JAKARTA, KOMPAS.com - Adik ipar “Sultan” Kementerian Ketenagakerjaan Irvian Bobby Mahendro bernama Nova Alisa Putri, mengaku sempat terjaring Operasi Tangkap Tangan (OTT) Komisi Pemberantasan Korupsi (KPK) terkait kasus pemerasan sertifikat K3 di Kemenaker.
Hal tersebut disampaikan Nova saat dihadirkan Jaksa Penuntut Umum (JPU) sebagai saksi terkait perkara yang bergulir di Pengadilan Tindak Pidana Korupsi (Tipikor) Jakarta pada Senin (9/2/2026).
Pengakuan ini bermula saat pengacara terdakwa Miki Mahfud, Febri Diansyah, bertanya kepada Nova terkait riwayat pemeriksaan saksi dalam proses penyidikan di lembaga anti rasuah tersebut.
Baca juga: Saksi Kasus Noel Ungkap Kerja Sama Percetakan Sertifikat K3 dengan Kemnaker
"Saudara saksi, ketika di tahap penyidikan itu berapa kali diperiksa?" tanya Febri di muka persidangan.
"Oh, sekali datang saja, Pak," jawab Nova.
Kemudian Febri mencocokan berita acara pemeriksaan (BAP) Nova yang hanya ada satu, yakni 22 Agustus 2025.
"Saat pemeriksaan itu, berapa lama proses pemeriksaannya?" tanya Febri.
"Lebih dari 24 jam, Pak. Saya dijemput di rumah itu jam 21.00 WIB, sampai sana jam 24.00 WIB. Eh, besokannya jam 04.00 WIB subuh saya baru balik ke rumah, Pak," ujar Nova.
"Oh, bukan pada saat OTT-nya, tapi saat proses penyidikannya.
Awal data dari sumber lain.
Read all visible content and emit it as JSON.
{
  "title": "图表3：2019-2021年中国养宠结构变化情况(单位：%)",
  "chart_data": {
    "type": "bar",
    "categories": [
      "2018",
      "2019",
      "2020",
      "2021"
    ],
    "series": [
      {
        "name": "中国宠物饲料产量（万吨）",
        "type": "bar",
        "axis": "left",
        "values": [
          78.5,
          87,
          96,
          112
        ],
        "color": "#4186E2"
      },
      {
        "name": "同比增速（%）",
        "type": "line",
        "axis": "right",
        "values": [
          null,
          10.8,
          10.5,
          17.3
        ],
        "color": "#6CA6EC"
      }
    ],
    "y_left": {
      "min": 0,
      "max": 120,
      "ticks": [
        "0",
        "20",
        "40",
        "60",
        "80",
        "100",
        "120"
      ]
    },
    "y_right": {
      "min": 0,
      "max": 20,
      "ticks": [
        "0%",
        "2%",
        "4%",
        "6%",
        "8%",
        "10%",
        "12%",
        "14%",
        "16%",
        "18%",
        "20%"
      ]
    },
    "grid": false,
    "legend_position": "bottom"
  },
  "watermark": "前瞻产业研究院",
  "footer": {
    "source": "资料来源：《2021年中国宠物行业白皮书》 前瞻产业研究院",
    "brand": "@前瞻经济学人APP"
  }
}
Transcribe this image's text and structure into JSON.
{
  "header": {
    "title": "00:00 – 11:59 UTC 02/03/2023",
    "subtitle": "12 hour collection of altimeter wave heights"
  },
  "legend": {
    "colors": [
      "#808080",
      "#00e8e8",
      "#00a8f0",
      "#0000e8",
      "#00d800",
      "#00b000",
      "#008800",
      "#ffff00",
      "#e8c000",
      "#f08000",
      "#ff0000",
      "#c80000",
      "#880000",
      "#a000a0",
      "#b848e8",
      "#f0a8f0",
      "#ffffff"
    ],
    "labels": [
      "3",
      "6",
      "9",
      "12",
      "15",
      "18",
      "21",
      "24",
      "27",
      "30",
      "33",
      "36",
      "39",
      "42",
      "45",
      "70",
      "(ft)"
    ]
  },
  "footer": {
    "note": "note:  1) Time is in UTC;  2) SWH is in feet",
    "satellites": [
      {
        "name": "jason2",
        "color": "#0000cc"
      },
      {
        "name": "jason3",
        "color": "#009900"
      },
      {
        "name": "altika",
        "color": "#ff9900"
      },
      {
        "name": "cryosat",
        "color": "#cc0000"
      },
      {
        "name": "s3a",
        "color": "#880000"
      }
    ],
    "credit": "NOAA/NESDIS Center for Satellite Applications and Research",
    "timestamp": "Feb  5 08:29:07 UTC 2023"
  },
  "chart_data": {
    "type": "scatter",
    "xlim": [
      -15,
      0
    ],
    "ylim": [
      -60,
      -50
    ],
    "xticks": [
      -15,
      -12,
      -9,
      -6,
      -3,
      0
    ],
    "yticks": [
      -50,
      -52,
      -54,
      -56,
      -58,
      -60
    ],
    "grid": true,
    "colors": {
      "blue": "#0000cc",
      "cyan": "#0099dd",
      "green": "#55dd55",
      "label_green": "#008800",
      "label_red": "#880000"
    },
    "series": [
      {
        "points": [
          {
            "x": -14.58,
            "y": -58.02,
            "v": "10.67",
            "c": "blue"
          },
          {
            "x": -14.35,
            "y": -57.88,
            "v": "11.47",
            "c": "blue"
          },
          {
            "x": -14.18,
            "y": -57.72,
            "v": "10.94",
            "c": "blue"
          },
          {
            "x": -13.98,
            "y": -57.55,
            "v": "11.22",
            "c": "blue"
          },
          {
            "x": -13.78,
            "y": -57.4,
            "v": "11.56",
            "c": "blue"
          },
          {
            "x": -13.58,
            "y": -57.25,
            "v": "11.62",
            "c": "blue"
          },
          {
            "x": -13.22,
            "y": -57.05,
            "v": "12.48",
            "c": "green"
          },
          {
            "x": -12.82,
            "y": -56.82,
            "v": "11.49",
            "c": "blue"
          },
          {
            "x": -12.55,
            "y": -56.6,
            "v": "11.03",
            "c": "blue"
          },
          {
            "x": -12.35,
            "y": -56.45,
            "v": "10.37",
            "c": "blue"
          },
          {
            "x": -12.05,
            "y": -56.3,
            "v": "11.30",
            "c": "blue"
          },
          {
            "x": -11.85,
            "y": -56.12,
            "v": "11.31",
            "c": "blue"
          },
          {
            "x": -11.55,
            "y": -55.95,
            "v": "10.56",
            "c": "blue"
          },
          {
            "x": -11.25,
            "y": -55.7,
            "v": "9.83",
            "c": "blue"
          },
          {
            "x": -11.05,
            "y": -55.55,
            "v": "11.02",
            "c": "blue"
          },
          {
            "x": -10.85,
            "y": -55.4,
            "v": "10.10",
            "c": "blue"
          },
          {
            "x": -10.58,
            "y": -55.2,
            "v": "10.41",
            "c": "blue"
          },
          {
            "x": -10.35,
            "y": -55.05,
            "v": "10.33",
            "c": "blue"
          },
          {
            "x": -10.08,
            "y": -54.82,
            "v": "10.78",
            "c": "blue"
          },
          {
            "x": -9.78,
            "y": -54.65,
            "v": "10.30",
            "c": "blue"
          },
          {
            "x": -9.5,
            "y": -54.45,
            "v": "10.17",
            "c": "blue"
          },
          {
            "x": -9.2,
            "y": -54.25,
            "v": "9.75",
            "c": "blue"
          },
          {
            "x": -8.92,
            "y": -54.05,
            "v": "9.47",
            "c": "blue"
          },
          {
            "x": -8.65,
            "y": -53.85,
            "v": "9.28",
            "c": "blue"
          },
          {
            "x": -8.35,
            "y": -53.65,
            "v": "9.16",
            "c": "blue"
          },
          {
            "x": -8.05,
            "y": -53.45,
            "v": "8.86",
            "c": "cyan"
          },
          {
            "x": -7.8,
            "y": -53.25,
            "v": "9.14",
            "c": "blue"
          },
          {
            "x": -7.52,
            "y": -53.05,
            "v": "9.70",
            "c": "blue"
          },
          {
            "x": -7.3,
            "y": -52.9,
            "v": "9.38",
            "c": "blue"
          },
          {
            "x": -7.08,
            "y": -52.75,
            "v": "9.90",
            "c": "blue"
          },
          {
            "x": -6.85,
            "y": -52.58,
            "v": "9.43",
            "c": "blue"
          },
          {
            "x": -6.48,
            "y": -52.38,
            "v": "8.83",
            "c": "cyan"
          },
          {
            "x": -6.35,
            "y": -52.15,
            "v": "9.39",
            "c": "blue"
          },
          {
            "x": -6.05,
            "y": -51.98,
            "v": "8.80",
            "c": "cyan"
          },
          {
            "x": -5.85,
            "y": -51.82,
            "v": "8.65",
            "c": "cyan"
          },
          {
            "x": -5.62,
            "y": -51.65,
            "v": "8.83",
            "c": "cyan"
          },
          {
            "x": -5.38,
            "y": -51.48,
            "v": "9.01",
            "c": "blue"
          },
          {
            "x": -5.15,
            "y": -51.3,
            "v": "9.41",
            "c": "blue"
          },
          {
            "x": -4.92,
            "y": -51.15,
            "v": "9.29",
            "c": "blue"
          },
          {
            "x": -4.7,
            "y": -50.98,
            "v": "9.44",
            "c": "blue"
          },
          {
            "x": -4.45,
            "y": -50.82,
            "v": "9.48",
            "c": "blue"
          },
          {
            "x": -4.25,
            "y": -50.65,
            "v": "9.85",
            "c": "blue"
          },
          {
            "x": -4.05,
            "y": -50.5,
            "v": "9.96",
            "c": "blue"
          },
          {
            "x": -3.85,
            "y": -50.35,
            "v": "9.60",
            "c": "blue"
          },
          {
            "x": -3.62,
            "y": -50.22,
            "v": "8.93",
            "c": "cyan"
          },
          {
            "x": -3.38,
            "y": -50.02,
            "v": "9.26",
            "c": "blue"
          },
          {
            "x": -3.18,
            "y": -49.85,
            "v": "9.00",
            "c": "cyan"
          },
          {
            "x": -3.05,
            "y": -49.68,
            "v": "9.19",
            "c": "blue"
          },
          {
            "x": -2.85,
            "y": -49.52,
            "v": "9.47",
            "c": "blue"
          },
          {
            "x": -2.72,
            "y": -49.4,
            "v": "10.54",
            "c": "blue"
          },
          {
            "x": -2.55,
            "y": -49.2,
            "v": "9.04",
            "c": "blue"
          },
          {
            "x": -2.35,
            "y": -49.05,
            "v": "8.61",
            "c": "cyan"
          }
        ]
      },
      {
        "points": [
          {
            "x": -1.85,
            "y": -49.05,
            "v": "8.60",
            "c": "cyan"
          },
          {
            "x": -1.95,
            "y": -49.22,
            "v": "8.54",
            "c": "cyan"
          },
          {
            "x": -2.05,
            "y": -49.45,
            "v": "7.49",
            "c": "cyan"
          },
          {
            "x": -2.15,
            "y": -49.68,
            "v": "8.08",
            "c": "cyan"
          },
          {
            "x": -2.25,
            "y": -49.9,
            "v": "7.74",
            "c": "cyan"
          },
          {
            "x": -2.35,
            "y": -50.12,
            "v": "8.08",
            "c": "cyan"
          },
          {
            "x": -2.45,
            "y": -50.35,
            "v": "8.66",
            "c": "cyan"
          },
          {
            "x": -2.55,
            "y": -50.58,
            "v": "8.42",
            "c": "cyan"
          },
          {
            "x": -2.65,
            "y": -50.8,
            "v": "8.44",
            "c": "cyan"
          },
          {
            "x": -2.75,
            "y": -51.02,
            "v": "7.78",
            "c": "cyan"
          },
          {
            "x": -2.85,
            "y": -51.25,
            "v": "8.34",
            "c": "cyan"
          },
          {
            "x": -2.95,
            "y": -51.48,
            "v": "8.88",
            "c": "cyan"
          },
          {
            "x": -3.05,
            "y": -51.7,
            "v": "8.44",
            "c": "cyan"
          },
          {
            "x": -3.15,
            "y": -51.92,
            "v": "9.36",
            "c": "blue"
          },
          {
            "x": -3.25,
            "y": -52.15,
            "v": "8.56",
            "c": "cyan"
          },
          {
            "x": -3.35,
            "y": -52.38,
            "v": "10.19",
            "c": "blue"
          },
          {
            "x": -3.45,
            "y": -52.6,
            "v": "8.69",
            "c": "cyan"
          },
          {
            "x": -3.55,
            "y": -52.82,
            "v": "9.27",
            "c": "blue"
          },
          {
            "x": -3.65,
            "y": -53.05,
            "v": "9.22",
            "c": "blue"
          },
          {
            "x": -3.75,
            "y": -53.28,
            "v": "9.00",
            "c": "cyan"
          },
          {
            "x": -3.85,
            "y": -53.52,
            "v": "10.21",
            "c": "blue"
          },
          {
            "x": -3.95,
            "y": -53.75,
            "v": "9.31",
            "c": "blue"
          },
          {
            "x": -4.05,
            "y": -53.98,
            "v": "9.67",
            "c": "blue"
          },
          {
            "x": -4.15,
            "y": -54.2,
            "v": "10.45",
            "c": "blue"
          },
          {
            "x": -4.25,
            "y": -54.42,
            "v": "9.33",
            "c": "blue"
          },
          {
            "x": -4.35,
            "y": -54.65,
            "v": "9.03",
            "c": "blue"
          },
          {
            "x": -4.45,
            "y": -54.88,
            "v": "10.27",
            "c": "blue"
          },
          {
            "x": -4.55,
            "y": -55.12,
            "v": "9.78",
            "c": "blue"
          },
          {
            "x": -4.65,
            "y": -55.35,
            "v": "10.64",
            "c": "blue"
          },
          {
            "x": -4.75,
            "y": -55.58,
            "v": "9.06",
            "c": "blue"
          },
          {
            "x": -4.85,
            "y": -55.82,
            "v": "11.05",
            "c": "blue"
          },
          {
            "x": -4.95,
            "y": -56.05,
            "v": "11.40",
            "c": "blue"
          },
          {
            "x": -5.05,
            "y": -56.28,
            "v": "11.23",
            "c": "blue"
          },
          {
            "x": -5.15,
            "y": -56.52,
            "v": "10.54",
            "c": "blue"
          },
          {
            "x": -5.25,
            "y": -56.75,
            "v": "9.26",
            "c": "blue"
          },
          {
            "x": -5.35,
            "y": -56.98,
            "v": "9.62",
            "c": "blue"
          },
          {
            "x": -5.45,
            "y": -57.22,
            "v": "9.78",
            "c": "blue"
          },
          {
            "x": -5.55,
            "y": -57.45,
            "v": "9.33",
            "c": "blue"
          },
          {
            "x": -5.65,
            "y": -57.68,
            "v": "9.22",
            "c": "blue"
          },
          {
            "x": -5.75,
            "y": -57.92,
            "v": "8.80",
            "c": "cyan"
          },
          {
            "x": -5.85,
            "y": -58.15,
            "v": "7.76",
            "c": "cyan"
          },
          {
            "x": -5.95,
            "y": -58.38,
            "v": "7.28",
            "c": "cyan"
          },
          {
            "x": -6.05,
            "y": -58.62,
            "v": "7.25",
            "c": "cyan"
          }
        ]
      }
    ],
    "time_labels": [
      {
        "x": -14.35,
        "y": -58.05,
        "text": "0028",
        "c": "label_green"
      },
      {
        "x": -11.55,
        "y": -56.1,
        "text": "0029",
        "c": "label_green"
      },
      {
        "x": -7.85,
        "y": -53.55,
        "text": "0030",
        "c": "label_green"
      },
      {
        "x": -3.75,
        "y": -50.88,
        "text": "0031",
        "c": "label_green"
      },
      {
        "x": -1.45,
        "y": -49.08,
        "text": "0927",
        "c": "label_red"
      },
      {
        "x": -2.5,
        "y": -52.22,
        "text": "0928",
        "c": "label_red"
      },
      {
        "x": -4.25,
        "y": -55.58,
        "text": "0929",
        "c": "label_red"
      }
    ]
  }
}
Ada lagi enggak diperiksa selain yang pada saat OTT itu?" tanya Febri.
"Tidak," timpal Nova.
Baca juga: Parpol Diduga Terlibat Pemerasan Sertifikat K3, Noel: Kemarin “K”, Sekarang 3 Huruf
Untuk diketahui, OTT KPK terhadap eks Wakil Menteri Ketenagakerjaan Immanuel Ebenezer alias Noel dan 10 orang lainnya berlangsung pada Agustus 2025.
Dalam kesempatan ini, tim pengacara terdakwa Irvian Bobby Mahendro juga bertanya kepada Nova apakah pemeriksaan terhadapnya saat itu dalam kondisi sehat atau tidak.
"Saudara saksi diperiksa berapa jam?" tanya pengacara Irvian.